Google chief executive Sundar Pichai speaks at Google I/O 2016. Image credit: Google
The US Federal Trade Commission has backed a Justice Department proposal that would see Google share search data with competitors, while Google partner Anthropic criticised another element of the Justice Department’s plan as harmful to AI investment.
A range of organisations, experts and interest groups have been filing briefs for and against the department’s proposals as a Washington, DC court moves toward the conclusion this month of the remedy phase of Google’s antitrust trial.
Last August US federal judge Ahmit Mehta found Google acted as an illegal monopoly in maintaining dominance of its core search business.
The FTC, which acts as the US’ de facto privacy regulator, said the DOJ’s plan includes adequate privacy safeguards and argued increased competition would force Google to improve its privacy practices.
The agency said a proposed committee to oversee compliance would be similar to the FTC’s own privacy-related settlements.
Google chief executive Sundar Pichai has argued the measure would amount to giving away Google’s intellectual property, and the company has said it would harm user privacy.
AI start-up Anthropic, which is a key Google partner, said in a filing on Friday that a proposed requirement to give the DOJ advance notice of AI investments and partnerships would create a “significant disincentive” for Google to invest in smaller AI companies and would likely mean it would refrain from such investments entirely.
The measure “would harm, not benefit, AI competition”, Anthropic said in the filing.
Google holds a minority stake worth billions of dollars in Anthropic.

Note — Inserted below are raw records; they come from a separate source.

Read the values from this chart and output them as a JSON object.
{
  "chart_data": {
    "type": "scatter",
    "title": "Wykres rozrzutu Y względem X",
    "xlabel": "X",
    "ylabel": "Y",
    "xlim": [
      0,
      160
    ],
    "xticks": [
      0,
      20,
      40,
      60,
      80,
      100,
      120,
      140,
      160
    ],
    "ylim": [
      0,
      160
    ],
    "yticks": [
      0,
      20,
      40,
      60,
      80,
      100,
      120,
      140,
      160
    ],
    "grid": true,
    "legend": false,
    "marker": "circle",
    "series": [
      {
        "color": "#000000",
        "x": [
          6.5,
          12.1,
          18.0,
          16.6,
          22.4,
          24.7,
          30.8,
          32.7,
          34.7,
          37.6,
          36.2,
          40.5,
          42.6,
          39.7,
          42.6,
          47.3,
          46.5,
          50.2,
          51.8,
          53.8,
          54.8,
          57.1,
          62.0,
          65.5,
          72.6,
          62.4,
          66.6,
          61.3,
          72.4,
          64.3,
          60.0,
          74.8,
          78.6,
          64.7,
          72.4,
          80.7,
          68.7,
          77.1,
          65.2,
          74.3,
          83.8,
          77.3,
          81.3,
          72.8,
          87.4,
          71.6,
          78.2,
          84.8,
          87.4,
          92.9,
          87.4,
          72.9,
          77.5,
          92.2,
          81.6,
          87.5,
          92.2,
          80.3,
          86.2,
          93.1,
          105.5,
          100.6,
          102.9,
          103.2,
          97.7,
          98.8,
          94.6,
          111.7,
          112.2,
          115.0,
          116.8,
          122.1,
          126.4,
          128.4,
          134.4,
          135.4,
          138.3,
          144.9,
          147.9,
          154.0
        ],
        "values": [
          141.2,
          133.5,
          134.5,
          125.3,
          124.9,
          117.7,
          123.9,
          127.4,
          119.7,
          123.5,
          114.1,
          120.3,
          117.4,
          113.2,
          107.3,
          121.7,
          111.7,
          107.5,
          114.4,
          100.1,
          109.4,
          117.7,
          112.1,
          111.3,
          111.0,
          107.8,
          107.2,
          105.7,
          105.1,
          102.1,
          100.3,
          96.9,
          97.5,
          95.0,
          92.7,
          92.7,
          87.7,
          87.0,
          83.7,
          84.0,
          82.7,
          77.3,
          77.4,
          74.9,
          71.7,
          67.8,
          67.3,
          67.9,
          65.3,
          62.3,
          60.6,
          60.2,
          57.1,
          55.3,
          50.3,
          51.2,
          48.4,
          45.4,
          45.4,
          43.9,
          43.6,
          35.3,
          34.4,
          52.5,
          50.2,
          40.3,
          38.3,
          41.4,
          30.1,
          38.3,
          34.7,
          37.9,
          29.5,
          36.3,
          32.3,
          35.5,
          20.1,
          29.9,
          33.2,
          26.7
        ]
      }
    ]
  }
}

Other measures proposed by the DOJ include forcing Google to sell off its Chrome browser and cease its multi-billion dollar annual payments to Apple and others to set it as the default search engine.
Google has argued it is enough to make the agreements non-exclusive.
At the beginning of the remedies trial last month, Google said the DOJ proposals would “hamstring” US AI development and hand the initiative to companies from China like DeepSeek.